The RNA-binding protein (RBP) HuR is one of the most widely studied regulators of the eukaryotic posttranscriptional gene expression and it plays a physiological role in mediating the cellular response to apoptotic, proliferating and survival stimuli. Following physiological or stress stimuli, HuR protein binds to Adenylate-Urydinilate rich elements (AREs) generally contained in the 3'UTR of transcripts, then it shuttles from the nucleus to the cytoplasm and regulates the half-life and/or translation of cargo mRNAs. Derangements in sub-cellular localization and expression of HuR have been associated with the pathophysiology of many diseases and this protein has been proposed as a potential drug target. Recent findings also re-evaluated HuR as a splicing and polyadenylation factor, expanding its spectrum of functional activity up to the maturation of pre-mRNAs. In this review, we generate a comprehensive picture of HuR functionality to discuss the implications of considering HuR as pharmacological target and the detrimental or positive impact that can be expected upon its modulation. Firstly, we focus on the recent findings about the mechanistic role of HuR in the nucleus and in the regulation of long non coding RNAs; then we describe the animal models and the clinical association and significance in cancer; finally, we have reviewed the pharmacological tools that influence HuR's post-transcriptional control and the efforts made to identify specific HuR inhibitors.
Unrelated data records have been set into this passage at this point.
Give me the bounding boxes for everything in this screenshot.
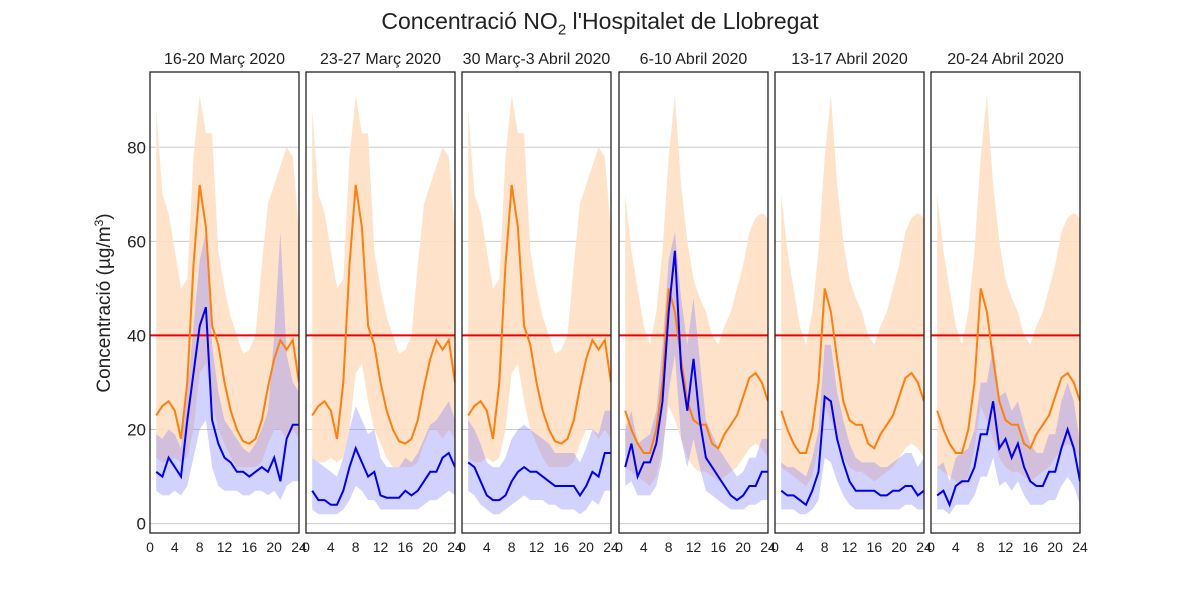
x-tick-label: 8 (665, 539, 673, 555)
x-tick-label: 4 (171, 539, 179, 555)
panel-title: 20-24 Abril 2020 (947, 51, 1064, 68)
blue-series-line (311, 445, 455, 506)
orange-range-band (312, 95, 455, 468)
orange-range-band (156, 95, 299, 468)
x-tick-label: 20 (266, 539, 282, 555)
x-tick-label: 20 (1047, 539, 1063, 555)
blue-series-line (155, 306, 299, 482)
blue-range-band (781, 344, 924, 515)
x-tick-label: 0 (771, 539, 779, 555)
x-tick-label: 20 (578, 539, 594, 555)
blue-series-line (467, 452, 611, 502)
orange-series-line (936, 288, 1080, 454)
x-tick-label: 0 (146, 539, 154, 555)
orange-range-band (468, 95, 611, 468)
x-tick-label: 4 (952, 539, 960, 555)
x-tick-label: 8 (508, 539, 516, 555)
panel-title: 6-10 Abril 2020 (640, 51, 748, 68)
orange-series-line (155, 184, 299, 445)
x-tick-label: 8 (196, 539, 204, 555)
x-tick-label: 16 (242, 539, 258, 555)
x-tick-label: 4 (796, 539, 804, 555)
x-tick-label: 4 (483, 539, 491, 555)
plot-area (150, 95, 299, 525)
panel-6: 20-24 Abril 2020 0 4 8 12 16 20 24 (927, 51, 1088, 555)
y-tick-label: 20 (127, 421, 146, 440)
x-tick-label: 24 (603, 539, 619, 555)
x-tick-label: 4 (327, 539, 335, 555)
x-tick-label: 0 (458, 539, 466, 555)
orange-series-line (467, 184, 611, 445)
plot-area (462, 95, 611, 525)
y-tick-label: 0 (137, 515, 146, 534)
x-tick-label: 8 (352, 539, 360, 555)
panel-5: 13-17 Abril 2020 0 4 8 12 16 20 24 (771, 51, 932, 555)
y-tick-label: 80 (127, 138, 146, 157)
blue-series-line (624, 250, 768, 502)
y-tick-label: 40 (127, 326, 146, 345)
x-tick-label: 16 (398, 539, 414, 555)
x-tick-label: 12 (217, 539, 233, 555)
panel-title: 16-20 Març 2020 (164, 51, 285, 68)
panel-3: 30 Març-3 Abril 2020 0 4 8 12 16 20 24 (458, 51, 619, 555)
chart-title: Concentració NO2 l'Hospitalet de Llobreg… (381, 8, 819, 39)
x-tick-label: 12 (373, 539, 389, 555)
panel-frame (774, 71, 925, 534)
orange-series-line (311, 184, 455, 445)
x-tick-label: 24 (447, 539, 463, 555)
x-tick-label: 20 (422, 539, 438, 555)
plot-area (931, 95, 1080, 525)
x-tick-label: 20 (735, 539, 751, 555)
x-tick-label: 0 (302, 539, 310, 555)
y-tick-label: 60 (127, 232, 146, 251)
x-tick-label: 8 (977, 539, 985, 555)
x-tick-label: 20 (891, 539, 907, 555)
x-tick-label: 16 (711, 539, 727, 555)
x-tick-label: 8 (821, 539, 829, 555)
panel-frame (149, 71, 300, 534)
x-tick-label: 16 (867, 539, 883, 555)
blue-series-line (780, 394, 924, 507)
orange-series-line (624, 288, 768, 454)
blue-range-band (312, 401, 455, 515)
panel-title: 13-17 Abril 2020 (791, 51, 908, 68)
x-tick-label: 24 (291, 539, 307, 555)
x-tick-label: 12 (686, 539, 702, 555)
panel-title: 30 Març-3 Abril 2020 (463, 51, 611, 68)
x-tick-label: 12 (998, 539, 1014, 555)
plot-area (619, 95, 768, 525)
panel-title: 23-27 Març 2020 (320, 51, 441, 68)
orange-range-band (781, 95, 924, 486)
orange-series-line (780, 288, 924, 454)
x-tick-label: 24 (916, 539, 932, 555)
plot-area (306, 95, 455, 525)
x-tick-label: 12 (529, 539, 545, 555)
blue-series-line (936, 401, 1080, 508)
x-tick-label: 4 (640, 539, 648, 555)
panel-2: 23-27 Març 2020 0 4 8 12 16 20 24 (302, 51, 463, 555)
x-tick-label: 16 (1023, 539, 1039, 555)
x-tick-label: 24 (760, 539, 776, 555)
panel-frame (305, 71, 456, 534)
panel-frame (461, 71, 612, 534)
x-tick-label: 0 (615, 539, 623, 555)
blue-range-band (156, 231, 299, 501)
x-tick-label: 24 (1072, 539, 1088, 555)
blue-range-band (625, 231, 768, 510)
panel-4: 6-10 Abril 2020 0 4 8 12 16 20 24 (615, 51, 776, 555)
x-tick-label: 0 (927, 539, 935, 555)
x-tick-label: 16 (554, 539, 570, 555)
panel-frame (930, 71, 1081, 534)
plot-area (775, 95, 924, 525)
panel-frame (618, 71, 769, 534)
x-tick-label: 12 (842, 539, 858, 555)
Regulating the Beta Cell Mass as a Strategy for Type-2 Diabetes Treatment by Imane Song, Christo Muller, Johan Louw, Luc Bouwens (516-524).
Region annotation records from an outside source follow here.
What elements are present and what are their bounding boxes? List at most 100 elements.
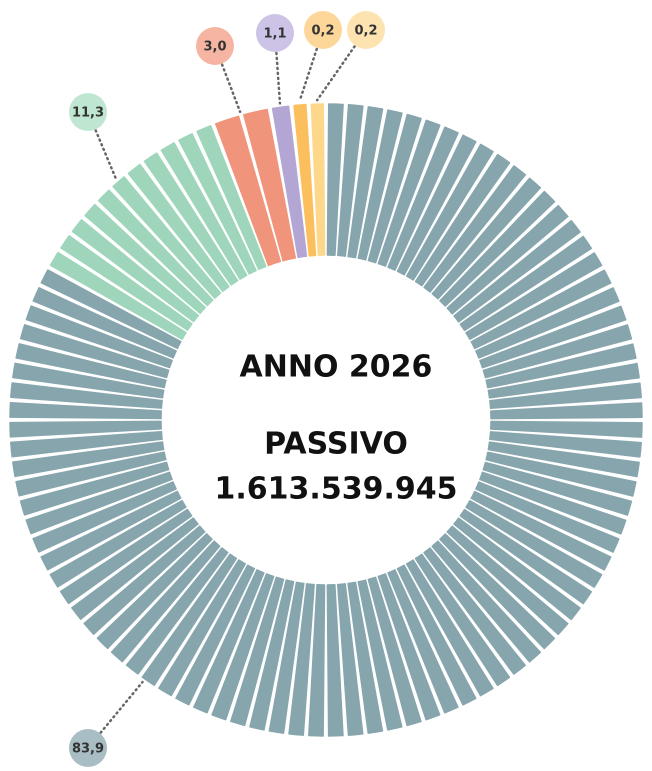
center-total: 1.613.539.945: [215, 472, 458, 507]
donut-bar: [439, 190, 556, 307]
donut-bar: [141, 553, 238, 686]
value-label: 0,2: [354, 24, 377, 39]
donut-bar: [196, 125, 267, 271]
donut-bar: [193, 569, 265, 714]
donut-bar: [71, 517, 199, 620]
donut-bar: [25, 471, 173, 535]
donut-bar: [387, 569, 459, 714]
donut-bar: [459, 508, 593, 605]
donut-bar: [59, 508, 193, 605]
donut-bar: [423, 165, 527, 293]
donut-bar: [15, 451, 167, 497]
donut-bar: [71, 219, 200, 323]
donut-bar: [489, 382, 642, 409]
label-bubble: [256, 14, 294, 52]
donut-bar: [143, 152, 239, 286]
donut-bar: [249, 579, 295, 731]
value-label: 1,1: [263, 27, 286, 42]
donut-bar: [9, 420, 162, 438]
donut-bar: [96, 533, 213, 650]
donut-bar: [414, 153, 511, 287]
donut-bar: [308, 584, 326, 737]
donut-bar: [40, 490, 182, 571]
donut-bar: [12, 441, 165, 478]
donut-bar: [465, 252, 603, 341]
donut-bar: [431, 177, 542, 300]
donut-bar: [19, 324, 170, 379]
label-bubble: [347, 11, 385, 49]
donut-bar: [475, 481, 620, 553]
center-title: ANNO 2026: [240, 350, 433, 385]
donut-bar: [10, 430, 163, 458]
donut-bar: [367, 576, 422, 727]
donut-bar: [230, 576, 285, 727]
value-label: 11,3: [72, 106, 104, 121]
donut-bar: [243, 108, 297, 262]
value-label: 83,9: [72, 742, 104, 757]
donut-bar: [377, 119, 441, 267]
donut-bar: [453, 219, 581, 323]
donut-bar: [490, 402, 643, 420]
value-label: 0,2: [311, 24, 334, 39]
donut-bar: [49, 499, 187, 588]
donut-bar: [271, 105, 308, 259]
label-bubble: [304, 11, 342, 49]
donut-bar: [396, 134, 477, 276]
donut-bar: [83, 525, 206, 635]
donut-bar: [439, 533, 556, 650]
donut-bar: [487, 362, 640, 399]
donut-bar: [405, 559, 494, 697]
donut-bar: [357, 109, 403, 261]
donut-bar: [357, 579, 403, 731]
donut-bar: [19, 461, 170, 516]
value-label: 3,0: [203, 40, 226, 55]
center-label: PASSIVO: [264, 427, 408, 462]
donut-bar: [49, 251, 187, 340]
donut-bar: [479, 305, 627, 369]
donut-bar: [15, 343, 167, 389]
donut-bar: [10, 382, 163, 409]
donut-bar: [268, 581, 305, 734]
label-bubble: [69, 729, 107, 767]
donut-bar: [367, 113, 422, 264]
donut-bar: [489, 431, 642, 458]
label-bubble: [69, 93, 107, 131]
donut-bar: [459, 235, 593, 332]
donut-bar: [377, 573, 441, 721]
donut-bar: [336, 583, 364, 736]
donut-bar: [490, 420, 643, 438]
donut-bar: [396, 564, 477, 706]
donut-bar: [112, 176, 222, 299]
donut-bar: [337, 104, 364, 257]
donut-bar: [84, 203, 207, 315]
label-bubble: [196, 27, 234, 65]
donut-bar: [465, 500, 603, 588]
donut-bar: [482, 324, 633, 379]
donut-bar: [446, 204, 569, 315]
donut-bar: [60, 235, 193, 331]
donut-bar: [326, 584, 344, 737]
donut-bar: [160, 142, 248, 280]
donut-bar: [293, 103, 317, 257]
donut-bar: [414, 553, 511, 687]
donut-bar: [9, 401, 162, 420]
donut-bar: [110, 540, 221, 663]
donut-bar: [470, 490, 612, 571]
donut-bar: [32, 481, 177, 553]
donut-bar: [310, 103, 326, 256]
donut-bar: [479, 471, 627, 535]
donut-bar: [288, 583, 315, 736]
donut-bar: [475, 287, 620, 359]
donut-bar: [175, 564, 256, 706]
donut-bar: [431, 540, 541, 663]
donut-bar: [97, 189, 214, 307]
donut-bar: [211, 573, 275, 721]
donut-bar: [326, 103, 344, 256]
donut-bar: [178, 133, 257, 275]
donut-bar: [470, 269, 612, 350]
donut-bar: [40, 269, 182, 350]
donut-bar: [158, 559, 246, 697]
donut-bar: [482, 461, 633, 516]
donut-bar: [127, 163, 230, 292]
The incidence of type 2 diabetes (T2D) increases dramatically worldwide and has created an enormous health care burden. Obesity, dyslipidemia and insulin resistance are major risk factors for the development of T2D, but the major factor leading to the disease is failure of the insulin-producing beta cell mass to compensate for increasing insulin demands of the body. Progression of the disease further diminishes the beta cell mass as a result of lipotoxicity and glucotoxicity for which beta cells are particularly sensitive. Hence, treatment aiming to prevent beta cell loss or increase the number of beta cells could inhibit diabetes progression or lead to restoration of normal metabolism. Whereas current and new antidiabetic drugs are mainly targeting insulin secretion and action or glucose uptake, newer interventions must be found that prevent beta cell loss or increase beta cell number. The targets for this are beta cell proliferation, neogenesis and survival. This review examines major evidence from animal experiments suggesting that it is feasible to regulate the beta cell mass by bioactive compounds like growth factors, cytokines, hormones, phytochemicals and small molecules. Often the mode of action remains unclear due to inadequate methods to assess the effects of the compounds on the beta cell dynamics. Furthermore, a major challenge is to identify compounds with sufficient specificity in order to avoid unwanted effects on other cell types. Provided such safety issues can be solved, this may provide a curative approach for diabetes treatment.